Devant la presse réunie ce jeudi 5 février, elle a formellement démenti toute tentative d’alliance avec le maire sortant. « Si nous avons choisi de constituer une liste, c’est pour l’extraire de sa tour de verre », a-t-elle déclaré, le ton ferme et le regard résolu.
Les tensions sont apparues lors de la réunion de débriefing du 22 janvier, consécutive au meeting du 17. Ce jour-là, la situation s’est envenimée : le candidat tête de liste du RN aurait perdu son sang-froid, provoquant une rupture nette au sein de l’équipe.

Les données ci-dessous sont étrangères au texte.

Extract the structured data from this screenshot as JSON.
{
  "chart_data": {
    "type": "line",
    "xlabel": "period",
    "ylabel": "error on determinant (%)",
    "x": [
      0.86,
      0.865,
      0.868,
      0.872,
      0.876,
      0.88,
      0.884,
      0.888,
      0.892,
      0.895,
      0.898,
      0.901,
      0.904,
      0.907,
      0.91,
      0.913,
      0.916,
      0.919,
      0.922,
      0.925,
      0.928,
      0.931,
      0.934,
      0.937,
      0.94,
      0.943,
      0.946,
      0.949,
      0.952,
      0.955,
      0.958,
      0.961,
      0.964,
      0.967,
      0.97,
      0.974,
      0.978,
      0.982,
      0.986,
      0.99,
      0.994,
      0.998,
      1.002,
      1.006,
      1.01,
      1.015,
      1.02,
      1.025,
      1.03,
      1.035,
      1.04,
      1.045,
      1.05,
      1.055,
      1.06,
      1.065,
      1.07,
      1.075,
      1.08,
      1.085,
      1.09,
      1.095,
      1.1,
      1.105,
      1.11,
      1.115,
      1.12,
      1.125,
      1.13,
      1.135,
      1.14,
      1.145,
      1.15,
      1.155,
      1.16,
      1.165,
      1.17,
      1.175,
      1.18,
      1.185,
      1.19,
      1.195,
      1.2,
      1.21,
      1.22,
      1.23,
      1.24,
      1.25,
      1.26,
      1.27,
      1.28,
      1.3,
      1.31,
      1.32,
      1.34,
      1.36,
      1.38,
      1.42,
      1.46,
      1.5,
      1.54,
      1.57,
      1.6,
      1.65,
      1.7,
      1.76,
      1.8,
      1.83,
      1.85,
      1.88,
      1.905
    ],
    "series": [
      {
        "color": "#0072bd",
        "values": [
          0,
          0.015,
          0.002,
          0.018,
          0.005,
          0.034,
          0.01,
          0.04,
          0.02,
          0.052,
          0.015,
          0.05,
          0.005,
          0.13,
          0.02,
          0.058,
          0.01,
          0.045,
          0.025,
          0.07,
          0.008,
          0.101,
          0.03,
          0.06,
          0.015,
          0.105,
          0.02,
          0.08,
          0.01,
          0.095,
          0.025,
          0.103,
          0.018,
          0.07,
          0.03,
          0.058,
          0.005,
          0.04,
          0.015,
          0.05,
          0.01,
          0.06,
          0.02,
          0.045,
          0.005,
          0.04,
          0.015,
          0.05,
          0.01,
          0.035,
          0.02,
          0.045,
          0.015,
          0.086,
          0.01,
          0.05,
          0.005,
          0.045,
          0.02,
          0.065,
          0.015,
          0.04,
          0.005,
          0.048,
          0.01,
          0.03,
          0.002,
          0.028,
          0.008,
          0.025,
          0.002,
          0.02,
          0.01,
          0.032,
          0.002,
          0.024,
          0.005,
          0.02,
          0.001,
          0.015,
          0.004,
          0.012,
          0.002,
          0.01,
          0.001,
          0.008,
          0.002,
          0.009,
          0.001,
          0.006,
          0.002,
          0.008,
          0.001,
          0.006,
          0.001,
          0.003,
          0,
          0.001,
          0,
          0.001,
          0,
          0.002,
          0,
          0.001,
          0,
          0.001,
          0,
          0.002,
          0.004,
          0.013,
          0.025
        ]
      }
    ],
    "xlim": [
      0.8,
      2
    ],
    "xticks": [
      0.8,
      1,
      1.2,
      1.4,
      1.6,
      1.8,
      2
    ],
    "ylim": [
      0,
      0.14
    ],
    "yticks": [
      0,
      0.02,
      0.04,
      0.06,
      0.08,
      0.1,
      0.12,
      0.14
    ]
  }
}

Dans les jours qui ont suivi, vingt-deux colistiers ont quitté le mouvement, dénonçant un climat d’invectives, d’humiliations et de propos discriminatoires. Un épisode douloureux qui, promettent-ils, ne restera pas sans suite.
Face à ces dérives, Stéphanie Criaud a choisi d’assumer pleinement ses responsabilités. C’est dans cet esprit d’indépendance et de fidélité à ses convictions qu’elle a créé « Fiers d’être Baulois », une liste citoyenne et résolument ancrée à droite.

Jusqu’ici, quatre listes s’étaient déjà déclarées, installant l’idée, chez nombre d’observateurs, d’un scrutin largement balisé, presque écrit d’avance. Avec l’arrivée de cette cinquième liste, les cartes sont rebattues : les équilibres se recomposent, les certitudes vacillent et la campagne, que beaucoup reléguaient au rang de simple formalité, retrouve tout à coup du relief, de l’incertitude et, surtout, de l’intérêt.